Proposal No. 2 — Merger-Related Compensation Proposal — To consider and vote on a non-binding advisory vote on compensation payable to executive officers of Core-Mark in connection with the proposed transactions.

  

FOR

 

  

AGAINST

 

  

ABSTAIN

 

Proposal No. 3 — Core-Mark Adjournment Proposal — To consider and vote on a proposal to adjourn the special meeting from time to time, if necessary or appropriate, (a) due to the absence of a quorum, (b) to solicit additional proxies in the event there are not sufficient votes at the time of the special meeting to approve the Merger Agreement Proposal or (c) to allow reasonable additional time for the filing and mailing of any required supplement or amendment to the accompanying proxy statement/prospectus, and the review of such materials by Core-Mark stockholders.

  

FOR

 

  

AGAINST

 

  

ABSTAIN

 


Date:                         , 2021

Signature: ______________________________________________________________________________

Signature (if held jointly)/Title: _____________________________________________________________

When shares are held by joint tenants, both should sign.
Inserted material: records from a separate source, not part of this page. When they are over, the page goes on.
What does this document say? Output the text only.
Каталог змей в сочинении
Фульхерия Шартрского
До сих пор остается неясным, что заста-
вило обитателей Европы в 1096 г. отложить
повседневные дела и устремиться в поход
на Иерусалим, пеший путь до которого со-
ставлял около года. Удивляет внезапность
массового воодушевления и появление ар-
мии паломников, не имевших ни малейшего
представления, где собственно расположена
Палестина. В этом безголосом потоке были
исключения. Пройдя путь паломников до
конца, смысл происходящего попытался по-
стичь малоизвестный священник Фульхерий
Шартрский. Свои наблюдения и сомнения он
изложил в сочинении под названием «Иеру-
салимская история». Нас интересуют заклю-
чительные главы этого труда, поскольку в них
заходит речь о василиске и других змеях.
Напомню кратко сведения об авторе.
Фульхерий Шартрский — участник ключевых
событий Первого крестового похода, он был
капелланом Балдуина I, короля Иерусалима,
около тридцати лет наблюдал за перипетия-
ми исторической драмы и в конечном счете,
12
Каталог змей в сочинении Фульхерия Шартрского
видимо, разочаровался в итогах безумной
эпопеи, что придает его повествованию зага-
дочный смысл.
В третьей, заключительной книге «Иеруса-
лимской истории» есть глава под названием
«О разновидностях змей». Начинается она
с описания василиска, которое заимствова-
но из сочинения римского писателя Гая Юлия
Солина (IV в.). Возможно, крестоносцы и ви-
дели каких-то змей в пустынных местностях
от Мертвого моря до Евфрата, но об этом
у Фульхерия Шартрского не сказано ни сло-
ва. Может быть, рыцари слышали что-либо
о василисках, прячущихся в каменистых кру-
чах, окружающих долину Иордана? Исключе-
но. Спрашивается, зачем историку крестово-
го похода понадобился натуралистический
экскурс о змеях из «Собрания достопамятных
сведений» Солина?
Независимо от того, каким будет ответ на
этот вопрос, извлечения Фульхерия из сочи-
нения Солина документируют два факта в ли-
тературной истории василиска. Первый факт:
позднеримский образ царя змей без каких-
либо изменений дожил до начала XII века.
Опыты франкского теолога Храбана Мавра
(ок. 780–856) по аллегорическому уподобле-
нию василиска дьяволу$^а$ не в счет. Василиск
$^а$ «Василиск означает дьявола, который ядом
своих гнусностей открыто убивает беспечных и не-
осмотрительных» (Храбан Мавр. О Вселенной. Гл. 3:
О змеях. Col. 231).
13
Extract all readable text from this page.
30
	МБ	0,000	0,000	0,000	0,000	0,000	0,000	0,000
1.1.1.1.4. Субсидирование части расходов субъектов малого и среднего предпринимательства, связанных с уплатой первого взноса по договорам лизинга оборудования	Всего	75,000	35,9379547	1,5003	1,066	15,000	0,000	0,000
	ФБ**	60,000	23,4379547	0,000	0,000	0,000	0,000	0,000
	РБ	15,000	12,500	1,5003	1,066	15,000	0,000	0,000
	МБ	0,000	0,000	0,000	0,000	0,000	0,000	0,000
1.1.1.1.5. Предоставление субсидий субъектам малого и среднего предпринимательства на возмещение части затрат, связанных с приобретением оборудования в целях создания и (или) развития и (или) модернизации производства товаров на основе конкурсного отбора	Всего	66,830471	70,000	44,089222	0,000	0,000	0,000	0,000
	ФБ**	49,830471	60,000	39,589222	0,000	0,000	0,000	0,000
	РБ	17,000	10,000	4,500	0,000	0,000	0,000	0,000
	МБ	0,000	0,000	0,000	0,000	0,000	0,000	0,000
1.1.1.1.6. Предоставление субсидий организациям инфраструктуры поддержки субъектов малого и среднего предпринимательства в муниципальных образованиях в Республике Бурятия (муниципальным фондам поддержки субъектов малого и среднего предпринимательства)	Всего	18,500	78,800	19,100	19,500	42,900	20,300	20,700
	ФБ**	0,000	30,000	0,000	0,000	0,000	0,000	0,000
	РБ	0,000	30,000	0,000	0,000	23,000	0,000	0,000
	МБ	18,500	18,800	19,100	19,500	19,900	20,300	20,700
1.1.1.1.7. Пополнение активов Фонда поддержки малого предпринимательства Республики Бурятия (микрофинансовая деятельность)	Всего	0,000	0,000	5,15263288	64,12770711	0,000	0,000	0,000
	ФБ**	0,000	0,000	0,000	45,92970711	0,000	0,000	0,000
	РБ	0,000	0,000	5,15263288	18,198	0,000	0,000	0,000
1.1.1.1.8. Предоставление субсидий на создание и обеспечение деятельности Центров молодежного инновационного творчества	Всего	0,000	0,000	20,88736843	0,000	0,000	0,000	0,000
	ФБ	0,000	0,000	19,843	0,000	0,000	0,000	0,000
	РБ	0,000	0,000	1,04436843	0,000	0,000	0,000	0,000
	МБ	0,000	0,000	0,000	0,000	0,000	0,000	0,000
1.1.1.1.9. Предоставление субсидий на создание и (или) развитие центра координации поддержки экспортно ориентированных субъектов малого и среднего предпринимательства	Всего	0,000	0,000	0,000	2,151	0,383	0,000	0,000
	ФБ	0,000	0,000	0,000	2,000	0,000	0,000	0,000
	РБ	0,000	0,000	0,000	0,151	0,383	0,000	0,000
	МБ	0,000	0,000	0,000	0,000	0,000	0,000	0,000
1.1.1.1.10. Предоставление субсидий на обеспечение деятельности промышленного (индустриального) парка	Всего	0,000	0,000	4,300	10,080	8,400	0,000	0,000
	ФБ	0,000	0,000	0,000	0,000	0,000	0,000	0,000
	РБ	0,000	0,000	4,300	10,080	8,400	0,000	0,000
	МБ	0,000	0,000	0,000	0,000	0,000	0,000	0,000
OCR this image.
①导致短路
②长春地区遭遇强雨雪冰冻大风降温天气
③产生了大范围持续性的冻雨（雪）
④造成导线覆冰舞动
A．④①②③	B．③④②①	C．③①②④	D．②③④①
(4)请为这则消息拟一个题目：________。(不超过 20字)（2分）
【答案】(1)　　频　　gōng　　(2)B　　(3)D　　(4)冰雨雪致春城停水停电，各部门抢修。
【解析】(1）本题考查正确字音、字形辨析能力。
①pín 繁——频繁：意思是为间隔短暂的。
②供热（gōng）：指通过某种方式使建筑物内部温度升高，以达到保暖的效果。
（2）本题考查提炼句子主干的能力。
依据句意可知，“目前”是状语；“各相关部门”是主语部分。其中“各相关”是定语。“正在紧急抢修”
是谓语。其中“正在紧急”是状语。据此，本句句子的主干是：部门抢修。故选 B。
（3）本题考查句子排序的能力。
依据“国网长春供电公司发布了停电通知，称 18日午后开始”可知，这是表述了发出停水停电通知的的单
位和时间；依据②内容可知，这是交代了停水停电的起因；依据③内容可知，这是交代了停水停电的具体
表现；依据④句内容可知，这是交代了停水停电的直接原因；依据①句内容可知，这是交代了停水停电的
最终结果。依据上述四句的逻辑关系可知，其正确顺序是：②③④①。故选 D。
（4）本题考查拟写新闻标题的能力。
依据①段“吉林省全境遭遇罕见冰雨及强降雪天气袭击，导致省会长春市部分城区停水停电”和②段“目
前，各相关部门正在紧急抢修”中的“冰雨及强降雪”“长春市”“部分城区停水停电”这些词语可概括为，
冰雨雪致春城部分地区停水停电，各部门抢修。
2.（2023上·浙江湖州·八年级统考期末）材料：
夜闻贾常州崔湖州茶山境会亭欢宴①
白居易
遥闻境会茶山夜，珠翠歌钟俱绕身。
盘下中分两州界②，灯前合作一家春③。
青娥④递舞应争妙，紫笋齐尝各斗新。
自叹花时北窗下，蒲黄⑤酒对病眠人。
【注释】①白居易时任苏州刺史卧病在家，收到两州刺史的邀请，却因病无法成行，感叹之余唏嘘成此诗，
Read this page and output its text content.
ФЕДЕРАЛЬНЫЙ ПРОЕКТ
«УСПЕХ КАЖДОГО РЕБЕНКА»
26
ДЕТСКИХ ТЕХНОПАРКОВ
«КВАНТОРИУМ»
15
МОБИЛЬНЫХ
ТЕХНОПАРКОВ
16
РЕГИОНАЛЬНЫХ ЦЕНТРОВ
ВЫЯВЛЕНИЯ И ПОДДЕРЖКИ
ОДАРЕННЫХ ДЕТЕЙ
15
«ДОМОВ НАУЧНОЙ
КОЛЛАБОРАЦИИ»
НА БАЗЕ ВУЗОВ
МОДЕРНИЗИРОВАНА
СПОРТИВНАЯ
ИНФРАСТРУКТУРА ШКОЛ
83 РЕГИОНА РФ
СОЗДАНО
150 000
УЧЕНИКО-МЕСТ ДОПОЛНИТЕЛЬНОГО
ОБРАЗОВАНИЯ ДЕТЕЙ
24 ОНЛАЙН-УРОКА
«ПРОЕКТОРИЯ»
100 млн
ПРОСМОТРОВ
When signing as attorney, executor, administrator, trustee or guardian, please give full title as such. If a corporation, please sign in full corporate name by president or other authorized officer. If a partnership please sign in partnership name by an authorized person.

Abstention from voting will have the same effect as a vote “AGAINST” Proposal Nos. 1, 2 and 3.

The shares represented by this proxy, when properly executed, will be voted in the manner directed herein by the undersigned shareholder(s). If no direction is made, this proxy will be voted “FOR” each of Proposal Nos. 1, 2 and 3.

If any other matters properly come before the special meeting, unless such authority is withheld on this proxy card, the Proxies will vote on such matters in their discretion.